Practically, this framework broadens the horizon for GUI agents, making them more applicable for open-ended, workflow-oriented desktop tasks encountered by practical users. The approach is model-agnostic and generalizes across multiple vision-language backbones, making it compatible with the latest LLM architectures.
Theoretically, SGCD formalizes an iterative, skill-conditioned continuation distillation pipeline tailored for covariate shift in imitation learning with long-horizon sequences—a setting where error accumulation and policy-induced state divergence are fundamental issues.
Limitations and Future Directions
SGCD currently relies on live re-execution for off-trajectory state instantiation, which incurs significant environmental interaction overhead. Coverage and efficiency in acquiring successful continuations for difficult or unrecoverable tasks remain limited. Future developments could incorporate state caching and replay mechanisms, improved skill extraction pipelines, and more scalable continuation acquisition for challenging long-horizon tasks.

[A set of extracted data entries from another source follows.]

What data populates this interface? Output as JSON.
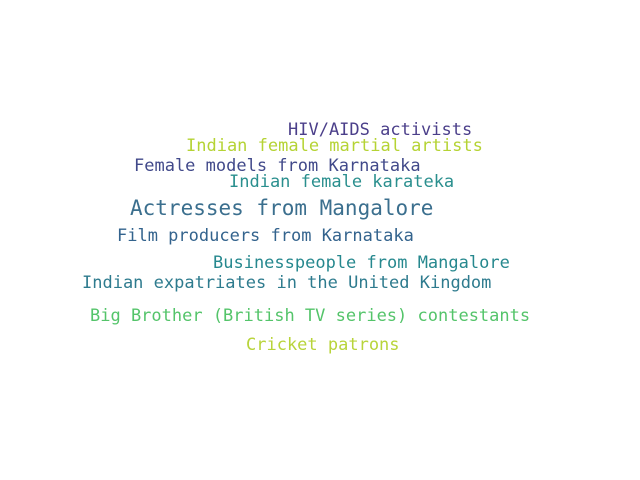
{
  "wordcloud": {
    "words": [
      {
        "text": "HIV/AIDS activists",
        "color": "#4b3f8a"
      },
      {
        "text": "Indian female martial artists",
        "color": "#b5d334"
      },
      {
        "text": "Female models from Karnataka",
        "color": "#41498a"
      },
      {
        "text": "Indian female karateka",
        "color": "#2a8f8e"
      },
      {
        "text": "Actresses from Mangalore",
        "color": "#3b6f8e"
      },
      {
        "text": "Film producers from Karnataka",
        "color": "#33638d"
      },
      {
        "text": "Businesspeople from Mangalore",
        "color": "#26888e"
      },
      {
        "text": "Indian expatriates in the United Kingdom",
        "color": "#2e7b8e"
      },
      {
        "text": "Big Brother (British TV series) contestants",
        "color": "#54c46a"
      },
      {
        "text": "Cricket patrons",
        "color": "#b8d43a"
      }
    ]
  }
}
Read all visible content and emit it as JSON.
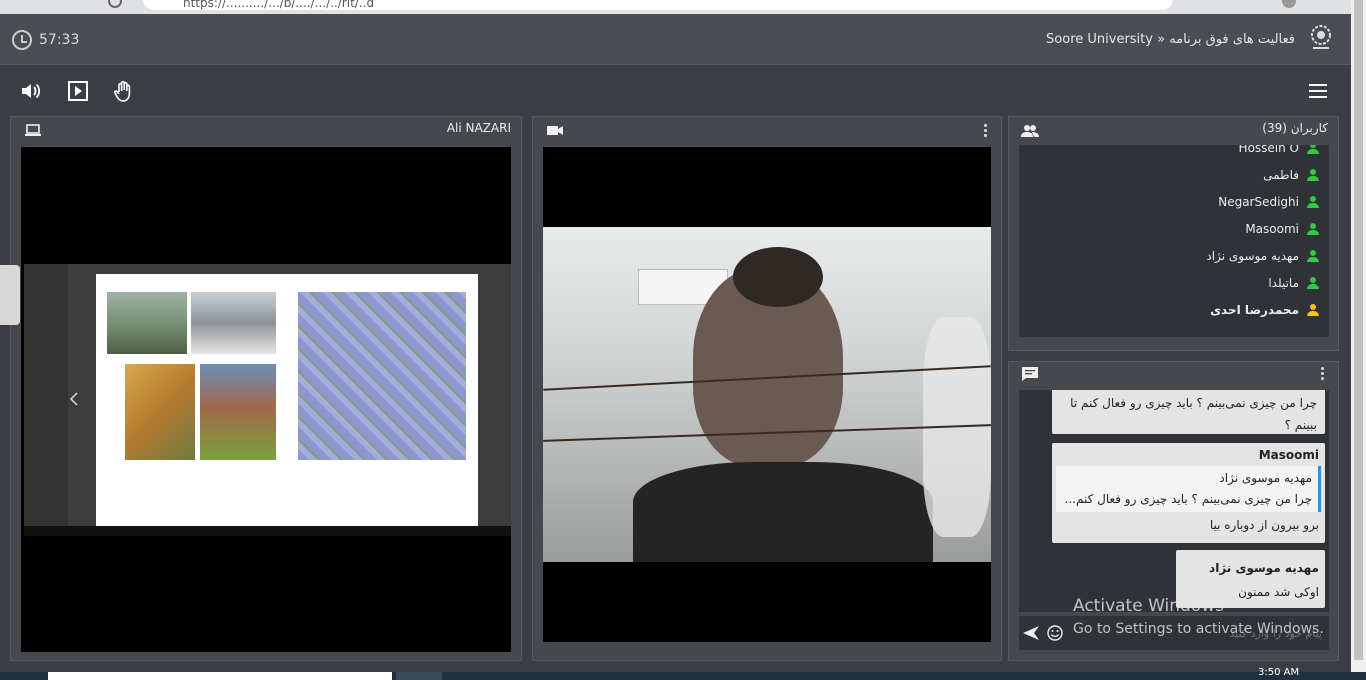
{
  "browser": {
    "url": "https://........../.../b/..../.../../rlt/..d"
  },
  "header": {
    "timer": "57:33",
    "title": "Soore University » فعالیت های فوق برنامه",
    "logo_icon": "university-seal-icon"
  },
  "toolbar": {
    "audio_icon": "speaker-icon",
    "presentation_icon": "play-presentation-icon",
    "raise_hand_icon": "hand-icon",
    "menu_icon": "hamburger-menu-icon"
  },
  "screenshare": {
    "presenter_name": "Ali NAZARI",
    "icon": "laptop-icon"
  },
  "webcam": {
    "icon": "video-camera-icon",
    "options_icon": "more-vertical-icon"
  },
  "users": {
    "header": "کاربران (39)",
    "icon": "people-icon",
    "items": [
      {
        "name": "Hossein O",
        "color": "#2ecc40"
      },
      {
        "name": "فاطمی",
        "color": "#2ecc40"
      },
      {
        "name": "NegarSedighi",
        "color": "#2ecc40"
      },
      {
        "name": "Masoomi",
        "color": "#2ecc40"
      },
      {
        "name": "مهدیه موسوی نژاد",
        "color": "#2ecc40"
      },
      {
        "name": "ماتیلدا",
        "color": "#2ecc40"
      },
      {
        "name": "محمدرضا احدی",
        "color": "#f1c40f",
        "bold": true
      }
    ]
  },
  "chat": {
    "icon": "chat-bubble-icon",
    "options_icon": "more-vertical-icon",
    "messages": [
      {
        "text": "چرا من چیزی نمی‌بینم ؟ باید چیزی رو فعال کنم تا ببینم ؟"
      },
      {
        "sender": "Masoomi",
        "quote_author": "مهدیه موسوی نژاد",
        "quote_text": "چرا من چیزی نمی‌بینم ؟ باید چیزی رو فعال کنم...",
        "text": "برو بیرون از دوباره بیا"
      },
      {
        "sender": "مهدیه موسوی نژاد",
        "text": "اوکی شد ممنون"
      }
    ],
    "input_placeholder": "پیام خود را وارد کنید",
    "send_icon": "send-icon",
    "emoji_icon": "smiley-icon"
  },
  "watermark": {
    "line1": "Activate Windows",
    "line2": "Go to Settings to activate Windows."
  },
  "taskbar": {
    "clock": "3:50 AM"
  }
}
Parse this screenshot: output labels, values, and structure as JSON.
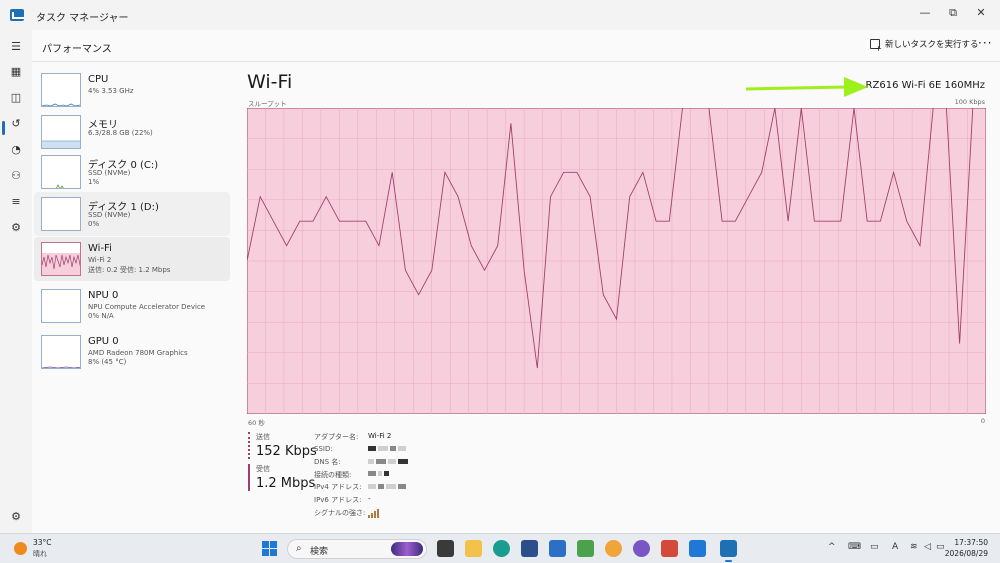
{
  "window": {
    "title": "タスク マネージャー",
    "minimize_glyph": "—",
    "maximize_glyph": "⧉",
    "close_glyph": "✕"
  },
  "header": {
    "title": "パフォーマンス",
    "run_task_label": "新しいタスクを実行する",
    "more_glyph": "···"
  },
  "rail": {
    "items": [
      "hamburger-icon",
      "processes-icon",
      "performance-icon",
      "app-history-icon",
      "startup-apps-icon",
      "users-icon",
      "details-icon",
      "services-icon",
      "settings-icon"
    ],
    "active": "performance-icon"
  },
  "devices": [
    {
      "name": "CPU",
      "sub1": "4%  3.53 GHz",
      "sub2": "",
      "graph_color": "#2f7fc1"
    },
    {
      "name": "メモリ",
      "sub1": "6.3/28.8 GB (22%)",
      "sub2": "",
      "graph_color": "#7fa8d0"
    },
    {
      "name": "ディスク 0 (C:)",
      "sub1": "SSD (NVMe)",
      "sub2": "1%",
      "graph_color": "#5a9a3a"
    },
    {
      "name": "ディスク 1 (D:)",
      "sub1": "SSD (NVMe)",
      "sub2": "0%",
      "graph_color": "#5a9a3a"
    },
    {
      "name": "Wi-Fi",
      "sub1": "Wi-Fi 2",
      "sub2": "送信: 0.2  受信: 1.2 Mbps",
      "graph_color": "#a0406a"
    },
    {
      "name": "NPU 0",
      "sub1": "NPU Compute Accelerator Device",
      "sub2": "0%  N/A",
      "graph_color": "#2f7fc1"
    },
    {
      "name": "GPU 0",
      "sub1": "AMD Radeon 780M Graphics",
      "sub2": "8% (45 °C)",
      "graph_color": "#6a4fa8"
    }
  ],
  "main": {
    "title": "Wi-Fi",
    "adapter": "RZ616 Wi-Fi 6E 160MHz",
    "throughput_label": "スループット",
    "max_label": "100 Kbps",
    "time_label": "60 秒",
    "zero_label": "0",
    "send_label": "送信",
    "send_value": "152 Kbps",
    "recv_label": "受信",
    "recv_value": "1.2 Mbps",
    "properties": [
      {
        "key": "アダプター名:",
        "value": "Wi-Fi 2"
      },
      {
        "key": "SSID:",
        "value": ""
      },
      {
        "key": "DNS 名:",
        "value": ""
      },
      {
        "key": "接続の種類:",
        "value": ""
      },
      {
        "key": "IPv4 アドレス:",
        "value": ""
      },
      {
        "key": "IPv6 アドレス:",
        "value": "-"
      },
      {
        "key": "シグナルの強さ:",
        "value": ""
      }
    ]
  },
  "chart_data": {
    "type": "line",
    "title": "",
    "xlabel": "",
    "ylabel": "スループット",
    "x_range_label": "60 秒",
    "ylim": [
      0,
      100
    ],
    "y_unit": "Kbps",
    "grid": true,
    "series": [
      {
        "name": "",
        "values": [
          50,
          71,
          63,
          55,
          63,
          63,
          71,
          63,
          63,
          63,
          55,
          79,
          47,
          39,
          47,
          79,
          71,
          55,
          47,
          55,
          95,
          47,
          15,
          71,
          79,
          79,
          71,
          39,
          31,
          71,
          79,
          63,
          63,
          100,
          100,
          100,
          63,
          63,
          71,
          79,
          100,
          63,
          100,
          63,
          63,
          63,
          100,
          63,
          63,
          79,
          63,
          55,
          100,
          100,
          23,
          100,
          100
        ]
      }
    ]
  },
  "taskbar": {
    "weather_temp": "33°C",
    "weather_desc": "晴れ",
    "search_placeholder": "検索",
    "time": "17:37:50",
    "date": "2026/08/29",
    "tray_chevron": "^",
    "ime": "A"
  },
  "colors": {
    "accent": "#1f6fb5",
    "chart_fill": "#f7cfdc",
    "chart_line": "#a0406a",
    "chart_grid": "#e8a8be",
    "arrow": "#9ef01a"
  }
}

SGCD’s skill extraction depends on high-quality successful and failed trajectory pairs. Automating the construction of richer skill schemas or integrating dynamic on-policy expert correction [Lauffer et al., 2025] may further enhance off-trajectory robustness.
Conclusion
Skill-Guided Continuation Distillation (SGCD) advances the training of GUI agents by explicitly supervising policy-induced off-trajectory states through structured skill-guided continuations. It delivers strong empirical improvements across diverse model backbones and aligns supervision distribution with real deployment regimes. SGCD represents a significant methodological step toward robust, generalizable GUI agents capable of reliable open-ended desktop automation.